Медина: Voy a matar a ese cabrón. (Я собираюсь убить этого ублюдка).
Ребел: Lo necesitamos vivo, ¿Te acuerdas? (Он нужен нам живым, помнишь?)
Медина фыркает: Necesita vivo. Lo necesito para sufrir. Él me dejó por dos dias sin darme algo de comer. No podia ni siquiera ir al baño. (Он нужен тебе живым. Я хочу, чтобы он страдал. Он оставил меня на два дня без еды. Я даже не мог сходить в туалет).
Ребел: Lo sé. Tu apesta de orines. (Знаю.
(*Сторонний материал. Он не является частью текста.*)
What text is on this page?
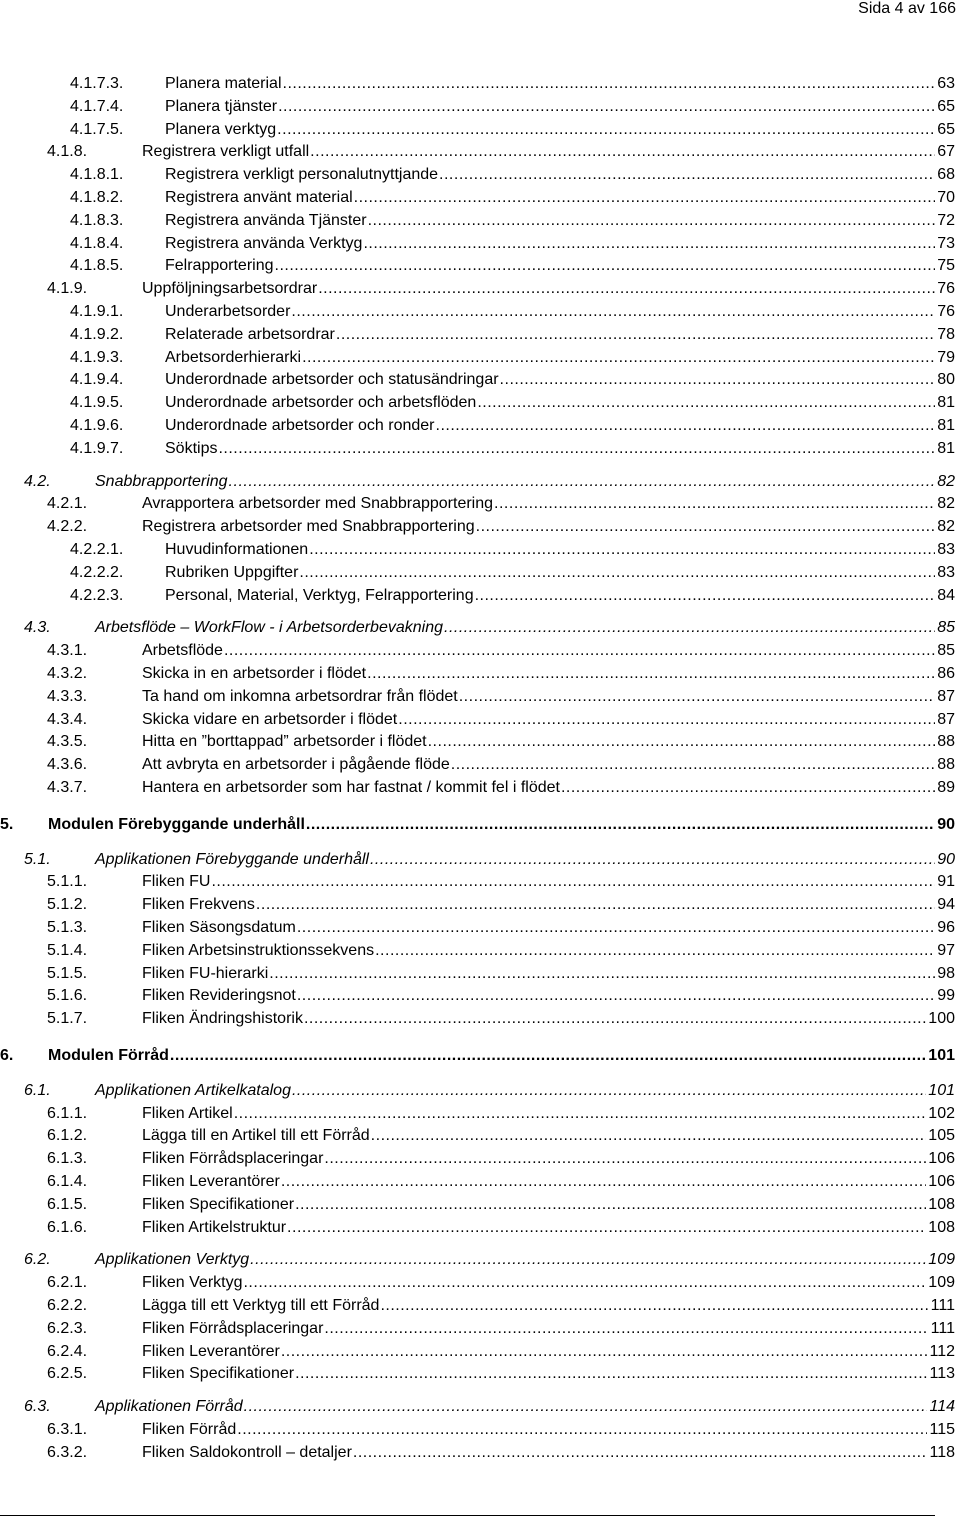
Sida 4 av 166
4.1.7.3.	Planera material .....	63
4.1.7.4.	Planera tjänster .....	65
4.1.7.5.	Planera verktyg .....	65
4.1.8.	Registrera verkligt utfall .....	67
4.1.8.1.	Registrera verkligt personalutnyttjande .....	68
4.1.8.2.	Registrera använt material .....	70
4.1.8.3.	Registrera använda Tjänster .....	72
4.1.8.4.	Registrera använda Verktyg .....	73
4.1.8.5.	Felrapportering .....	75
4.1.9.	Uppföljningsarbetsordrar .....	76
4.1.9.1.	Underarbetsorder .....	76
4.1.9.2.	Relaterade arbetsordrar .....	78
4.1.9.3.	Arbetsorderhierarki .....	79
4.1.9.4.	Underordnade arbetsorder och statusändringar .....	80
4.1.9.5.	Underordnade arbetsorder och arbetsflöden .....	81
4.1.9.6.	Underordnade arbetsorder och ronder .....	81
4.1.9.7.	Söktips .....	81
4.2.	Snabbrapportering .....	82
4.2.1.	Avrapportera arbetsorder med Snabbrapportering .....	82
4.2.2.	Registrera arbetsorder med Snabbrapportering .....	82
4.2.2.1.	Huvudinformationen .....	83
4.2.2.2.	Rubriken Uppgifter .....	83
4.2.2.3.	Personal, Material, Verktyg, Felrapportering .....	84
4.3.	Arbetsflöde – WorkFlow - i Arbetsorderbevakning .....	85
4.3.1.	Arbetsflöde .....	85
4.3.2.	Skicka in en arbetsorder i flödet .....	86
4.3.3.	Ta hand om inkomna arbetsordrar från flödet .....	87
4.3.4.	Skicka vidare en arbetsorder i flödet .....	87
4.3.5.	Hitta en ”borttappad” arbetsorder i flödet .....	88
4.3.6.	Att avbryta en arbetsorder i pågående flöde .....	88
4.3.7.	Hantera en arbetsorder som har fastnat / kommit fel i flödet .....	89
5. Modulen Förebyggande underhåll .....	90
5.1.	Applikationen Förebyggande underhåll .....	90
5.1.1.	Fliken FU .....	91
5.1.2.	Fliken Frekvens .....	94
5.1.3.	Fliken Säsongsdatum .....	96
5.1.4.	Fliken Arbetsinstruktionssekvens .....	97
5.1.5.	Fliken FU-hierarki .....	98
5.1.6.	Fliken Revideringsnot .....	99
5.1.7.	Fliken Ändringshistorik .....	100
6. Modulen Förråd .....	101
6.1.	Applikationen Artikelkatalog .....	101
6.1.1.	Fliken Artikel .....	102
6.1.2.	Lägga till en Artikel till ett Förråd .....	105
6.1.3.	Fliken Förrådsplaceringar .....	106
6.1.4.	Fliken Leverantörer .....	106
6.1.5.	Fliken Specifikationer .....	108
6.1.6.	Fliken Artikelstruktur .....	108
6.2.	Applikationen Verktyg .....	109
6.2.1.	Fliken Verktyg .....	109
6.2.2.	Lägga till ett Verktyg till ett Förråd .....	111
6.2.3.	Fliken Förrådsplaceringar .....	111
6.2.4.	Fliken Leverantörer .....	112
6.2.5.	Fliken Specifikationer .....	113
6.3.	Applikationen Förråd .....	114
6.3.1.	Fliken Förråd .....	115
6.3.2.	Fliken Saldokontroll – detaljer .....	118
От тебя воняет мочой).
Медина смотрит на затылок моего кузена, злобно сузив глаза.
— Этот ублюдок может и нужен тебе на какое-то время, но, послушай меня, когда ты закончишь свою маленькую игру, я хорошенько его поимею.
Ребел выгнул бровь, бросив быстрый взгляд в зеркало заднего вида на нашего сварливого попутчика.
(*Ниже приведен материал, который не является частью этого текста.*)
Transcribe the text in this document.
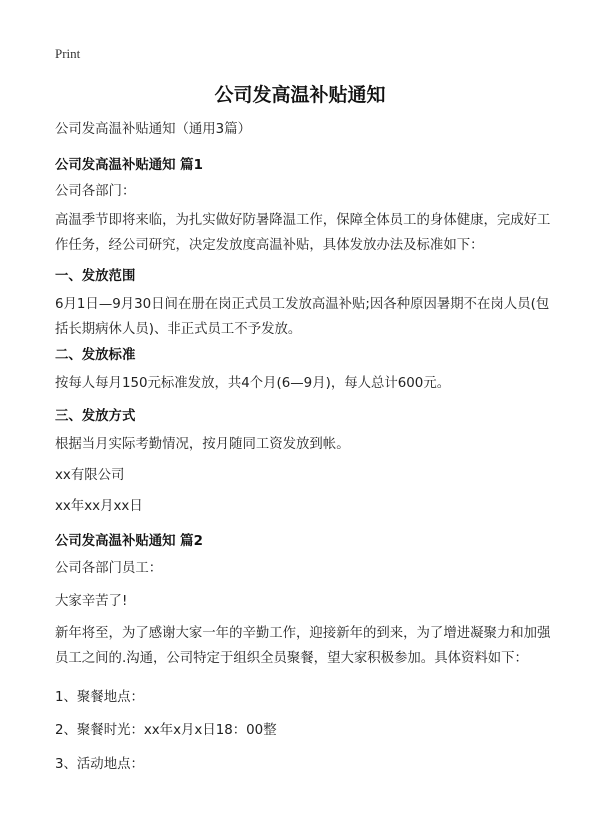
Print
公司发高温补贴通知

公司发高温补贴通知（通用3篇）

公司发高温补贴通知 篇1

公司各部门：

高温季节即将来临，为扎实做好防暑降温工作，保障全体员工的身体健康，完成好工作任务，经公司研究，决定发放度高温补贴，具体发放办法及标准如下：

一、发放范围

6月1日—9月30日间在册在岗正式员工发放高温补贴;因各种原因暑期不在岗人员(包括长期病休人员)、非正式员工不予发放。

二、发放标准

按每人每月150元标准发放，共4个月(6—9月)，每人总计600元。

三、发放方式

根据当月实际考勤情况，按月随同工资发放到帐。

xx有限公司

xx年xx月xx日

公司发高温补贴通知 篇2

公司各部门员工：

大家辛苦了!

新年将至，为了感谢大家一年的辛勤工作，迎接新年的到来，为了增进凝聚力和加强员工之间的.沟通，公司特定于组织全员聚餐，望大家积极参加。具体资料如下：

1、聚餐地点：

2、聚餐时光：xx年x月x日18：00整

3、活动地点：
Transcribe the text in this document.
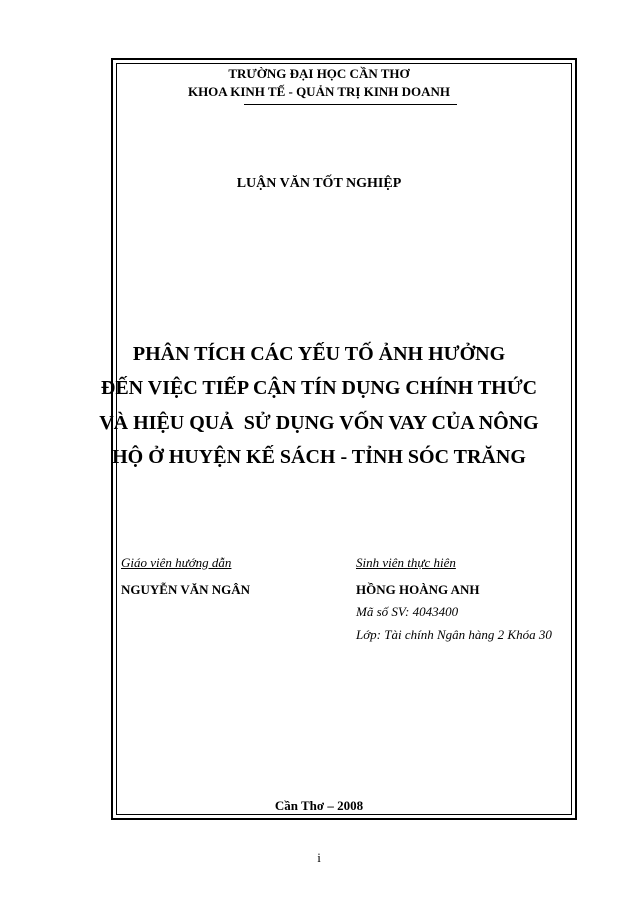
TRƯỜNG ĐẠI HỌC CẦN THƠ
KHOA KINH TẾ - QUẢN TRỊ KINH DOANH
LUẬN VĂN TỐT NGHIỆP
PHÂN TÍCH CÁC YẾU TỐ ẢNH HƯỞNG
ĐẾN VIỆC TIẾP CẬN TÍN DỤNG CHÍNH THỨC
VÀ HIỆU QUẢ  SỬ DỤNG VỐN VAY CỦA NÔNG
HỘ Ở HUYỆN KẾ SÁCH - TỈNH SÓC TRĂNG
Giáo viên hướng dẫn
NGUYỄN VĂN NGÂN
Sinh viên thực hiên
HỒNG HOÀNG ANH
Mã số SV: 4043400
Lớp: Tài chính Ngân hàng 2 Khóa 30
Cần Thơ – 2008
i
— Если думаешь, что сможешь справиться с Зетом, дерзай, дружище. Если бы я делал ставки, точно не ставил бы на тебя.
Медина бубнит себе под нос, его колено подпрыгивает вверх-вниз. Мы останавливаемся у авто кафе и покупаем ему немного еды, чтобы он заткнулся, и затем полчаса едем в тишине. Я держу рот на замке, хотя меня интересует вышеупомянутая «маленькая игра» Ребела и то, зачем ему понадобился Зет. Обязательно спрошу его об этом позже. Раньше мы с кузеном были близки, но последние пару лет между нами образовалась безмолвная пустота. Раньше мы были ближе, чем братья. Теперь я член семьи, который узнает, что его родственник женился через два года после того, как это произошло.
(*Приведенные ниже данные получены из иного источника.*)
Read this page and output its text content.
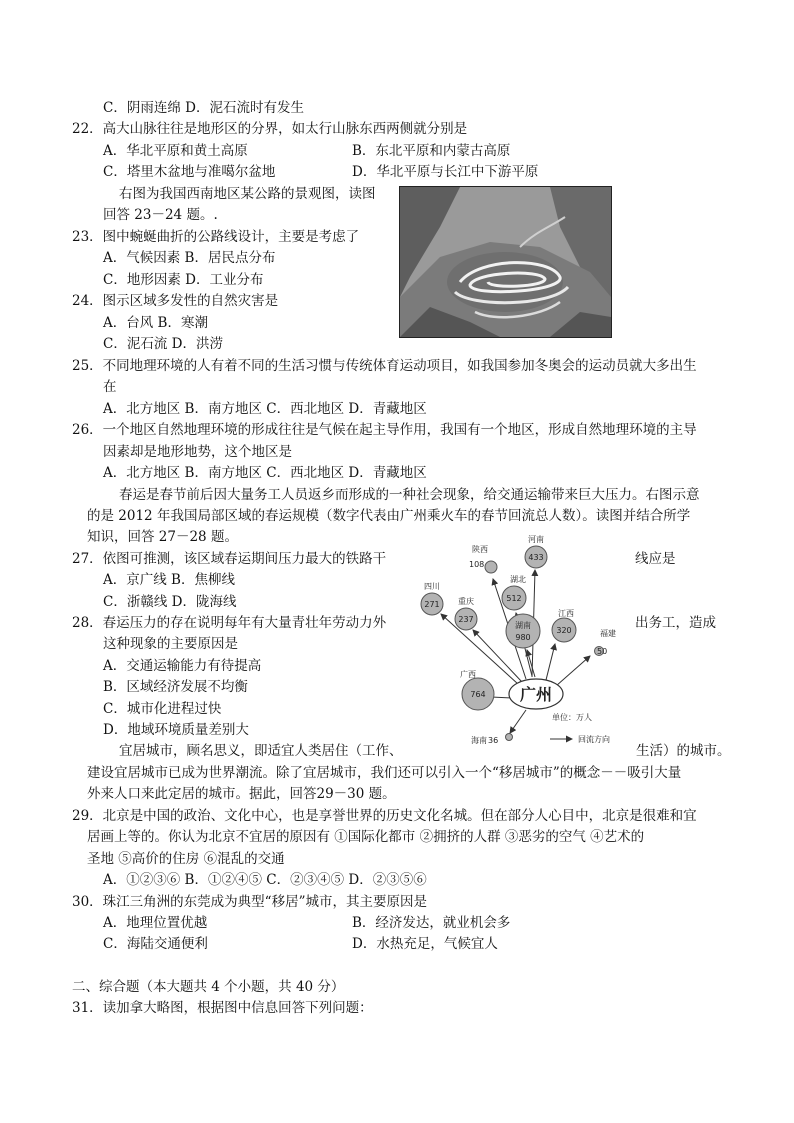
C．阴雨连绵 D．泥石流时有发生
22．高大山脉往往是地形区的分界，如太行山脉东西两侧就分别是
A．华北平原和黄土高原	B．东北平原和内蒙古高原
C．塔里木盆地与准噶尔盆地	D．华北平原与长江中下游平原
右图为我国西南地区某公路的景观图，读图
回答 23－24 题。.
23．图中蜿蜒曲折的公路线设计，主要是考虑了
A．气候因素 B．居民点分布
C．地形因素 D．工业分布
24．图示区域多发性的自然灾害是
A．台风 B．寒潮
C．泥石流 D．洪涝
25．不同地理环境的人有着不同的生活习惯与传统体育运动项目，如我国参加冬奥会的运动员就大多出生
在
A．北方地区 B．南方地区 C．西北地区 D．青藏地区
26．一个地区自然地理环境的形成往往是气候在起主导作用，我国有一个地区，形成自然地理环境的主导
因素却是地形地势，这个地区是
A．北方地区 B．南方地区 C．西北地区 D．青藏地区
春运是春节前后因大量务工人员返乡而形成的一种社会现象，给交通运输带来巨大压力。右图示意
的是 2012 年我国局部区域的春运规模（数字代表由广州乘火车的春节回流总人数）。读图并结合所学
知识，回答 27－28 题。
27．依图可推测，该区域春运期间压力最大的铁路干	线应是
A．京广线 B．焦柳线
C．浙赣线 D．陇海线
28．春运压力的存在说明每年有大量青壮年劳动力外	出务工，造成
这种现象的主要原因是
A．交通运输能力有待提高
B．区域经济发展不均衡
C．城市化进程过快
D．地域环境质量差别大
宜居城市，顾名思义，即适宜人类居住（工作、	生活）的城市。
建设宜居城市已成为世界潮流。除了宜居城市，我们还可以引入一个“移居城市”的概念－－吸引大量
外来人口来此定居的城市。据此，回答29－30 题。
29．北京是中国的政治、文化中心，也是享誉世界的历史文化名城。但在部分人心目中，北京是很难和宜
居画上等的。你认为北京不宜居的原因有 ①国际化都市 ②拥挤的人群 ③恶劣的空气 ④艺术的
圣地 ⑤高价的住房 ⑥混乱的交通
A．①②③⑥ B．①②④⑤ C．②③④⑤ D．②③⑤⑥
30．珠江三角洲的东莞成为典型“移居”城市，其主要原因是
A．地理位置优越	B．经济发达，就业机会多
C．海陆交通便利	D．水热充足，气候宜人
二、综合题（本大题共 4 个小题，共 40 分）
31．读加拿大略图，根据图中信息回答下列问题：
广州
河南
433
陕西
108
湖北
512
四川
271 重庆
237
湖南
980
江西
320	福建
50
广西
764
海南 36
单位：万人
回流方向
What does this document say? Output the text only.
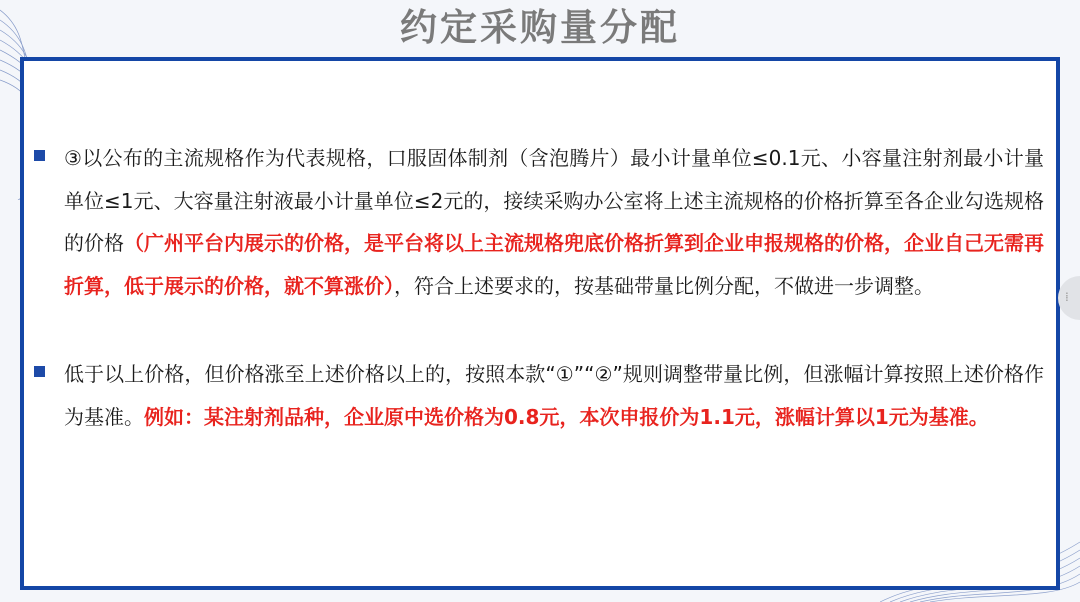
约定采购量分配
③以公布的主流规格作为代表规格，口服固体制剂（含泡腾片）最小计量单位≤0.1元、小容量注射剂最小计量单位≤1元、大容量注射液最小计量单位≤2元的，接续采购办公室将上述主流规格的价格折算至各企业勾选规格的价格（广州平台内展示的价格，是平台将以上主流规格兜底价格折算到企业申报规格的价格，企业自己无需再折算，低于展示的价格，就不算涨价），符合上述要求的，按基础带量比例分配，不做进一步调整。
低于以上价格，但价格涨至上述价格以上的，按照本款“①”“②”规则调整带量比例，但涨幅计算按照上述价格作为基准。例如：某注射剂品种，企业原中选价格为0.8元，本次申报价为1.1元，涨幅计算以1元为基准。
⁞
Людям всегда было трудно поверить, что мы с Ребелом кровные родственники, учитывая тот факт, что он белый, а я, очевидно, нет. Его дядя — европеец, мой отец, женился на моей матери-афроамериканке, и вуаля! Я побочный продукт этой встречи сердец, умов и других частей тела. Так получилось, что я немного чернее белого, и это меня вполне устраивает. Отец Ребела, мой дядя, возненавидел меня с первого взгляда. Я всегда думал, что именно поэтому мы с Ребел стали так близки. О человеке, сидящем рядом со мной, ходит множество заблуждений и неточностей, но точно знаю одно: он ненавидит своего отца больше, чем любого другого человека на планете.
— Мы высадим тебя здесь.
Ребел останавливает «Хамви» на обочине дороги, четыре мотоцикла выстраиваются сзади плотным строем, словно Ребел — чертов Папа Римский и нуждается в постоянной защите. Вероятно, он и нуждается в постоянной защите, но сейчас я не чувствую к нему особой благосклонности. Подайте на меня в суд. Он паркует машину и поворачивается к Медине.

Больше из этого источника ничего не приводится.